“We’d try not to give you any trouble,” said Ethel Blue. “One of us would stay here every day to look after it and we’d pay rent for the use of the space.”
“Upon my word!” exclaimed Miss Foster again. “You must let me think a minute.”
She was a rapid thinker and her decision was quickly made.
“We’ll try it for a week,” she said. “Perhaps we’ll find that there isn’t enough demand for the flowers to make it worth while, though people often want to buy any flowers they see here, as those people you saw did.”
“If you’ll tell us just what space we can have we’ll try not to bother you,” promised Ethel Blue again, and Miss Foster smiled at her eagerness.
“We want it to be a regular business, so will you please tell us how much rent we ought to pay?” asked Ethel Brown.
Miss Foster smiled again, but she was trying to carry on a regular business herself and she knew how she would feel if people did not take her seriously.
“We’ll call it five per cent of what you sell,” she said. “I don’t think I could make it less,” and she smiled again.
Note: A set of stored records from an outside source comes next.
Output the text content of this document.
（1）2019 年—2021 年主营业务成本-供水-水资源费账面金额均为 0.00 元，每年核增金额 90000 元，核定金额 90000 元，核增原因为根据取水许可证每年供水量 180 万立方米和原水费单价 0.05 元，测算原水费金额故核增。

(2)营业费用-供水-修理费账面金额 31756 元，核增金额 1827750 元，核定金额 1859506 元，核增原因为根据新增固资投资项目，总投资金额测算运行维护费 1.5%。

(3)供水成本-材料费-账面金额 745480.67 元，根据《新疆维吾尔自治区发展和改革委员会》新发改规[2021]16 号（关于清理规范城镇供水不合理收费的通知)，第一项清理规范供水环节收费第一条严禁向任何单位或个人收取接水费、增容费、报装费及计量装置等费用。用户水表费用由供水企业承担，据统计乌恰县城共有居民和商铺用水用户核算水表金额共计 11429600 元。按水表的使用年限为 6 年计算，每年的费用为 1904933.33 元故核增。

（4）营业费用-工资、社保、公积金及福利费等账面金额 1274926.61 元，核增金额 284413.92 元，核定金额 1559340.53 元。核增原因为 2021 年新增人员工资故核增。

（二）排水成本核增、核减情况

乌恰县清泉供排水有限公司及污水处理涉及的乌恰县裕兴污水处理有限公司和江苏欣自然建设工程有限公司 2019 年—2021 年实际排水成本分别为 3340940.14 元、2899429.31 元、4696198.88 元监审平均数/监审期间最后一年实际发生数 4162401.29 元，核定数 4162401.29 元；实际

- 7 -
“That’s five cents on every dollar’s worth,” calculated Ethel Brown seriously. “That isn’t enough unless you expect us to sell a great many dollars’ worth.”
“We’ll call it that for this trial week, anyway,” decided Miss Foster. “If the test goes well we can make another arrangement. If you have a pretty table it will be an attraction to my hall and perhaps I shall want to pay you for coming,” she added good naturedly.
She pointed out to them the exact spot on which they might place their flowers and agreed to let them arrange the flowers daily for her rooms and tables and to pay them for it.
“I have no flowers for cutting this summer,” she said, “and I’ve been bothered getting some every day. It has taken George’s time when he should have been doing other things.”
“We’ll do it for the rent,” offered Ethel Blue.
“No, I’ve been buying flowers outside and using my own time in arranging them. It’s only fair that I should pay you as I would have paid some one long ago if I could have found the right person. I stick to the percentage arrangement for the rent.”
On the way home the girls realized with some discomfiture that without consulting Mrs. Morton and Mrs. Smith they had made an arrangement that would keep them away from home a good deal and put them in a rather exposed position.
“What do you suppose Mother and Aunt Louise will say?” asked Ethel Brown doubtfully.
“I think they’ll let us do it. They know we need the money for Rose House just awfully, and they like Miss Foster and her mother—I’ve heard Aunt Marion say they were so brave about undertaking the Inn.”
Her voice quavered off into uncertainty, for she realized as she spoke that what a young woman of Miss Foster’s age did in connection with her mother was a different matter from a business venture entered into alone by girls of fourteen.